# SPDX-FileCopyrightText: 2016-2026 PyThaiNLP Project
# SPDX-FileType: SOURCE
# SPDX-License-Identifier: Apache-2.0
from __future__ import annotations
import os
from typing import TYPE_CHECKING, Any, Optional, Union
if TYPE_CHECKING:
import numpy as np
from numpy.typing import NDArray
from onnxruntime import InferenceSession
from pythainlp.corpus import get_hf_hub
class FastTextEncoder:
"""A class to load pre-trained FastText-like word embeddings,
compute word and sentence vectors, and interact with an ONNX
model for nearest neighbor suggestions.
"""
model_dir: str
nn_model_path: str
bucket: int
nb_words: int
minn: int
maxn: int
vocabulary: list[str]
embeddings: NDArray[np.float32]
words_for_suggestion: NDArray[np.str_]
nn_session: InferenceSession
embedding_dim: int
# --- Initialization and Data Loading ---
def __init__(
self,
model_dir: str,
nn_model_path: str,
words_list: list[str],
bucket: int = 2000000,
nb_words: int = 2000000,
minn: int = 5,
maxn: int = 5,
) -> None:
"""Initializes the FastTextEncoder, loading embeddings, vocabulary,
nearest neighbor model, and suggestion words list.
Args:
model_dir (str): Directory containing 'embeddings.npy' and 'vocabulary.txt'.
nn_model_path (str): Path to the ONNX nearest neighbors model.
words_list (str): the list of words for suggestions.
bucket (int): The size of the hash bucket for subword hashing.
nb_words (int): The number of words in the vocabulary (used as an offset for subword indices).
minn (int): Minimum character length for subwords.
maxn (int): Maximum character length for subwords.
"""
try:
import numpy as np # noqa: F401
except ModuleNotFoundError:
raise ModuleNotFoundError(
"""
Please installing the package via 'pip install numpy onnxruntime'.
"""
)
except Exception as e:
raise RuntimeError(f"An unexpected error occurred: {e}") from e
self.model_dir = model_dir
self.nn_model_path = nn_model_path
self.bucket = bucket
self.nb_words = nb_words
self.minn = minn
self.maxn = maxn
# Load data and models
self.vocabulary, self.embeddings = self._load_embeddings()
self.words_for_suggestion = self._load_suggestion_words(words_list)
self.nn_session = self._load_onnx_session(nn_model_path)
self.embedding_dim = self.embeddings.shape[1]
def _load_embeddings(self) -> tuple[list[str], NDArray[np.float32]]:
"""Loads embeddings matrix and vocabulary list."""
import numpy as np
input_matrix = np.load(os.path.join(self.model_dir, "embeddings.npy"))
words = []
vocab_path = os.path.join(self.model_dir, "vocabulary.txt")

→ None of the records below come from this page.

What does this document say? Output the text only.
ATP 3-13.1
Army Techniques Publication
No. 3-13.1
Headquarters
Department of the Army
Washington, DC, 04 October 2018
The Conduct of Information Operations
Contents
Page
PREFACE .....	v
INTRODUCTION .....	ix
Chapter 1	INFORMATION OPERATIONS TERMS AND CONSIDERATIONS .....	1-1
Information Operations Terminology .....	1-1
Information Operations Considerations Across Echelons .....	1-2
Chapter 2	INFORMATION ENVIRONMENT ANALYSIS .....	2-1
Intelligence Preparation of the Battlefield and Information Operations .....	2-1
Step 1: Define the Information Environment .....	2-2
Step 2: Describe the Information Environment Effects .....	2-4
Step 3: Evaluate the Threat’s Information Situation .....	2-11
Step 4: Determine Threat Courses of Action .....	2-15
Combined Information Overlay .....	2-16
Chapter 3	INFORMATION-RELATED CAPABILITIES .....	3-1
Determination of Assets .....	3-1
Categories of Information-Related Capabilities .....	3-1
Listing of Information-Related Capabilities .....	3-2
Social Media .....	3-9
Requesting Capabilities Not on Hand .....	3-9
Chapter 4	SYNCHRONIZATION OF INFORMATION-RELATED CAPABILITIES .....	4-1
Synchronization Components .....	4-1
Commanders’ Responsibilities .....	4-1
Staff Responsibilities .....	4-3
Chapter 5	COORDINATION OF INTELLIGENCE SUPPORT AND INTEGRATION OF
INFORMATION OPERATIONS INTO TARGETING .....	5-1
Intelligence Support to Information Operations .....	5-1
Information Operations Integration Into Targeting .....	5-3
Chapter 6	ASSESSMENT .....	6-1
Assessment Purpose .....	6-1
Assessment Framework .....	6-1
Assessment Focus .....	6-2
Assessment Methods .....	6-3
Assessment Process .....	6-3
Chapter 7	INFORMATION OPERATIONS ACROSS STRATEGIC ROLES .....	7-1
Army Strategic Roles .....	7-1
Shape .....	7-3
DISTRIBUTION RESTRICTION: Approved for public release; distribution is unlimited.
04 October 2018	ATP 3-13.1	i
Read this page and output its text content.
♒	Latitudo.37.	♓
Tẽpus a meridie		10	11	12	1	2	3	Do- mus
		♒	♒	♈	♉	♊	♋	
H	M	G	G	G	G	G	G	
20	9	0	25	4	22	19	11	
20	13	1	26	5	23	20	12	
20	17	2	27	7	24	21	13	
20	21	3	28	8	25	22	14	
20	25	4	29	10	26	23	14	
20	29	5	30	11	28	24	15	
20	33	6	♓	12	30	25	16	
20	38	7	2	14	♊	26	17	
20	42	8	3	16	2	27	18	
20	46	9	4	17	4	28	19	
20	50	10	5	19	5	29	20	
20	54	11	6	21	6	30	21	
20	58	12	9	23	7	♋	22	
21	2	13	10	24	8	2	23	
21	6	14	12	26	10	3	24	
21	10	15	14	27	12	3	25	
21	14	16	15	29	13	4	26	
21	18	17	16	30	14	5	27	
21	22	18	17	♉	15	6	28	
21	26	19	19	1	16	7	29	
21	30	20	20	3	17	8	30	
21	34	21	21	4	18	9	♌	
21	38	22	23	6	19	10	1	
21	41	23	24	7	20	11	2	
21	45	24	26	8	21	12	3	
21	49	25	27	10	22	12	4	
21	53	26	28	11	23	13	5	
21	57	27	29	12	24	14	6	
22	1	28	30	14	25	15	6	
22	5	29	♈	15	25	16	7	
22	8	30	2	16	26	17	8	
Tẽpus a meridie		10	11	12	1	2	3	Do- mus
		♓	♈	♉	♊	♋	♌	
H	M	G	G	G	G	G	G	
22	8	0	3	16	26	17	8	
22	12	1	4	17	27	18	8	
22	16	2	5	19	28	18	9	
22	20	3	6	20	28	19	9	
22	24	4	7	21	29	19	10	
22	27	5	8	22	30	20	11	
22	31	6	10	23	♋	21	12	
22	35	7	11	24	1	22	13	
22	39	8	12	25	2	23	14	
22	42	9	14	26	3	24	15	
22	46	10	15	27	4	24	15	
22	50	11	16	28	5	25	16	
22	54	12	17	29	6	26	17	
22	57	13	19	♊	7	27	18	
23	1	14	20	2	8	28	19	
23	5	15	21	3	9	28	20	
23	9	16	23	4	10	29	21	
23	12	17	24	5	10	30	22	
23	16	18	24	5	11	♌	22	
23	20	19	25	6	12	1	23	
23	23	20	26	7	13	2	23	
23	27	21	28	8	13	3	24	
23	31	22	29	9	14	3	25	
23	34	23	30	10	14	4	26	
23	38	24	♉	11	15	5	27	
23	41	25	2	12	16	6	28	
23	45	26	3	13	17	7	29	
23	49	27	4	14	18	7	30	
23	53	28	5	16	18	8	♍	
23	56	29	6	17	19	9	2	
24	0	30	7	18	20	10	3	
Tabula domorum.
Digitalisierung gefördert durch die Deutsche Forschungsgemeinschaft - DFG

with open(vocab_path, encoding="utf-8") as f:
for line in f.readlines():
words.append(line.rstrip())
return words, input_matrix
def _load_suggestion_words(
self, words_list: list[str]
) -> NDArray[np.str_]:
"""Loads the list of words used for suggestions."""
import numpy as np
words = np.array(words_list)
return words
def _load_onnx_session(self, onnx_path: str) -> InferenceSession:
"""Loads the ONNX inference session."""
# Note: Using providers=["CPUExecutionProvider"] for platform independence
import onnxruntime as rt
sess = rt.InferenceSession(
onnx_path, providers=["CPUExecutionProvider"]
)
return sess
# --- Helper Methods for Encoding ---
def _get_hash(self, subword: str) -> int:
"""Computes the FastText-like hash for a subword."""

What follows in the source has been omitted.